Der USD/CHF steigt am Montag um etwa 0,27%, da Händler den Greenback nach einer Intervention der US- und japanischen Behörden an den FX-Märkten kaufen. Besser als erwartete US-Wirtschaftsdaten und ein "Stopp" der Feindseligkeiten zwischen den USA und dem Iran gaben der US-Währung Rückenwind, die bislang bei 0,8100 gegenüber dem Schweizer Franken gehandelt wird, nachdem sie sich von den Tagestiefs bei 0,8056 erholt hat.
Insgesamt bleibt das technische Bild konstruktiv, nachdem der USD/CHF vom 50-Tage Simple Moving Average (SMA) bei 0,8037 abgeprallt ist, was einen Anstieg über 0,8100 verstärkt hat. Das Momentum bleibt bullish, wie der Relative Strength Index (RSI) zeigt, nachdem es zwei Tage lang rückläufig gewesen war, da Käufer eingestiegen sind, um den Dip zu kaufen.
Für eine bullishe Fortsetzung muss der USD/CHF die Marke von 0,8150 überwinden. Oberhalb dieses Bereichs liegt die Marke von 0,8200, gefolgt vom Jahreshoch bei 0,8207. Nach einem Überschreiten liegen die nächsten wichtigen Widerstände bei den psychologischen Marken von 0,8250 und 0,8300.
Für eine bearishe Umkehr müssen die Kassakurse unter die Marke von 0,8100 und den 50-Tage-SMA bei 0,8037 fallen. Nach diesem Niveau wäre der 100-Tage-SMA bei 0,7954 der nächste interessante Bereich, gefolgt vom 200-Tage-SMA bei 0,7928.

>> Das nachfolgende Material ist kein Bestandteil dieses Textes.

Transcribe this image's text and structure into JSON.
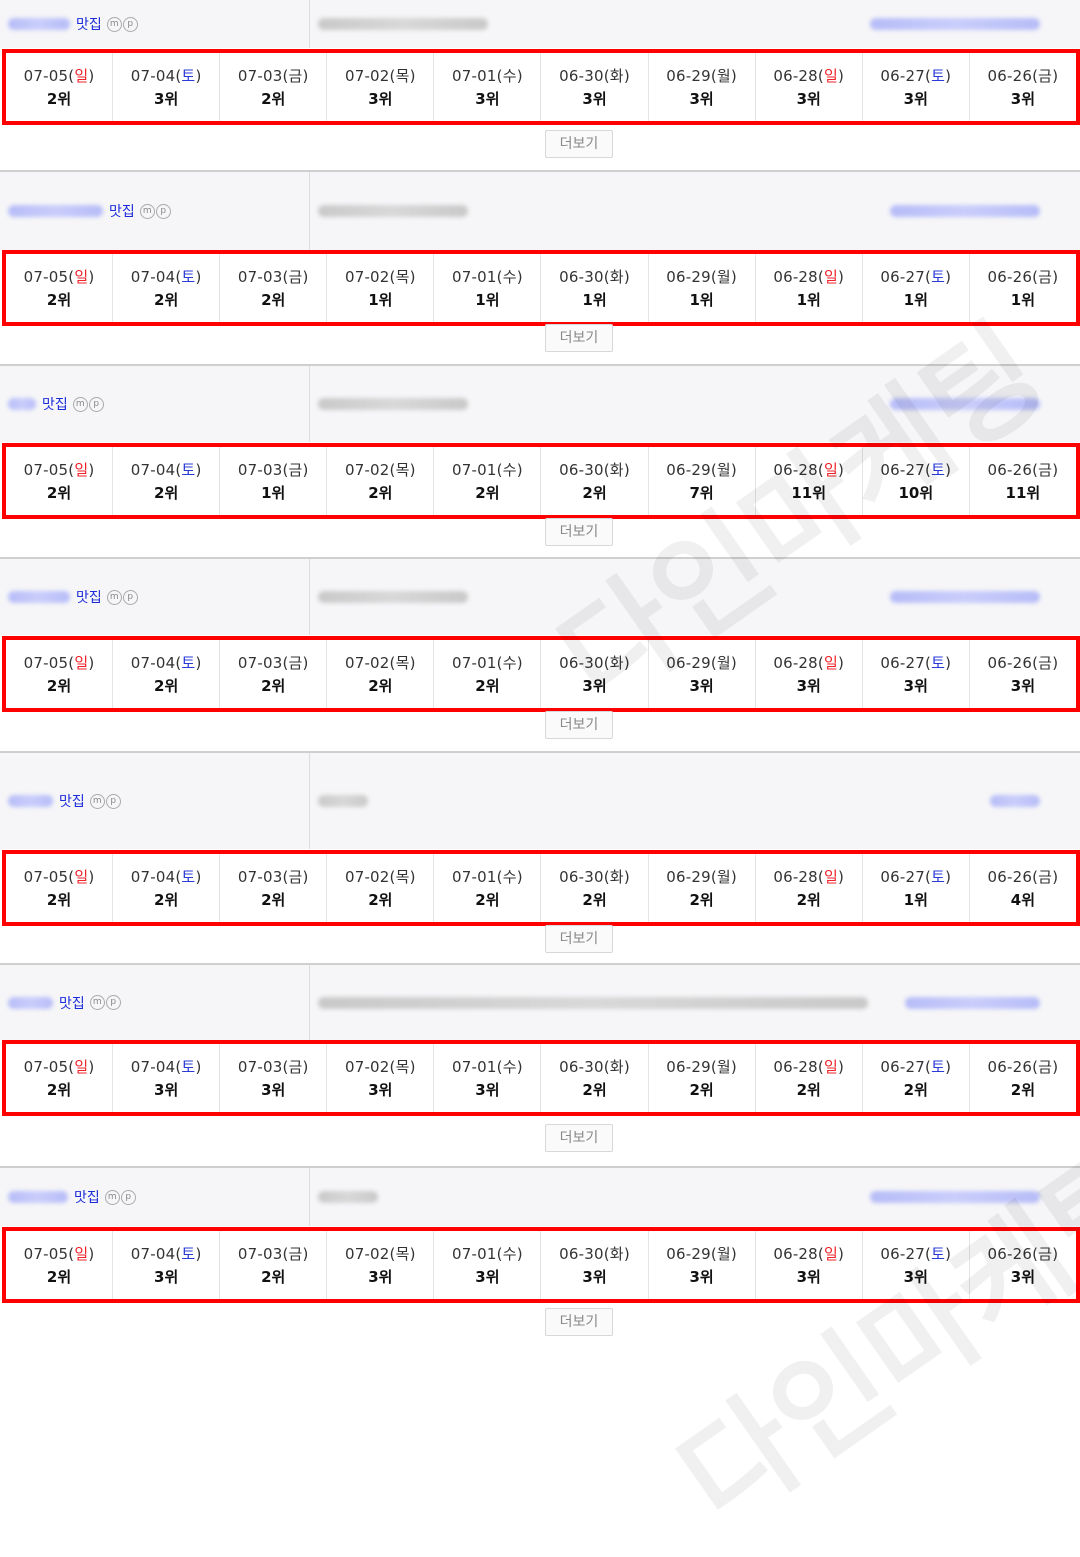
{
  "keyword_suffix": "맛집",
  "badge_m": "m",
  "badge_p": "p",
  "more_label": "더보기",
  "watermark": "다인마케팅",
  "days": [
    {
      "date": "07-05",
      "day": "일",
      "kind": "sun"
    },
    {
      "date": "07-04",
      "day": "토",
      "kind": "sat"
    },
    {
      "date": "07-03",
      "day": "금",
      "kind": "wk"
    },
    {
      "date": "07-02",
      "day": "목",
      "kind": "wk"
    },
    {
      "date": "07-01",
      "day": "수",
      "kind": "wk"
    },
    {
      "date": "06-30",
      "day": "화",
      "kind": "wk"
    },
    {
      "date": "06-29",
      "day": "월",
      "kind": "wk"
    },
    {
      "date": "06-28",
      "day": "일",
      "kind": "sun"
    },
    {
      "date": "06-27",
      "day": "토",
      "kind": "sat"
    },
    {
      "date": "06-26",
      "day": "금",
      "kind": "wk"
    }
  ],
  "rows": [
    {
      "ranks": [
        "2위",
        "3위",
        "2위",
        "3위",
        "3위",
        "3위",
        "3위",
        "3위",
        "3위",
        "3위"
      ]
    },
    {
      "ranks": [
        "2위",
        "2위",
        "2위",
        "1위",
        "1위",
        "1위",
        "1위",
        "1위",
        "1위",
        "1위"
      ]
    },
    {
      "ranks": [
        "2위",
        "2위",
        "1위",
        "2위",
        "2위",
        "2위",
        "7위",
        "11위",
        "10위",
        "11위"
      ]
    },
    {
      "ranks": [
        "2위",
        "2위",
        "2위",
        "2위",
        "2위",
        "3위",
        "3위",
        "3위",
        "3위",
        "3위"
      ]
    },
    {
      "ranks": [
        "2위",
        "2위",
        "2위",
        "2위",
        "2위",
        "2위",
        "2위",
        "2위",
        "1위",
        "4위"
      ]
    },
    {
      "ranks": [
        "2위",
        "3위",
        "3위",
        "3위",
        "3위",
        "2위",
        "2위",
        "2위",
        "2위",
        "2위"
      ]
    },
    {
      "ranks": [
        "2위",
        "3위",
        "2위",
        "3위",
        "3위",
        "3위",
        "3위",
        "3위",
        "3위",
        "3위"
      ]
    }
  ]
}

Der Schweizer Franken gehört zu den am häufigsten gehandelten Währungen weltweit, obwohl die Schweizer Wirtschaft relativ klein ist. Der Wert der Währung wird stark durch die Schweizerische Nationalbank (SNB) beeinflusst.
Der Schweizer Franken (CHF) gilt in Krisenzeiten als sicherer Hafen. Die Stabilität der Schweizer Wirtschaft, große Zentralbankreserven und die politische Neutralität des Landes machen den Franken zu einer bevorzugten Anlagewährung in turbulenten Zeiten. Anleger flüchten in den Franken, wenn globale Risiken zunehmen.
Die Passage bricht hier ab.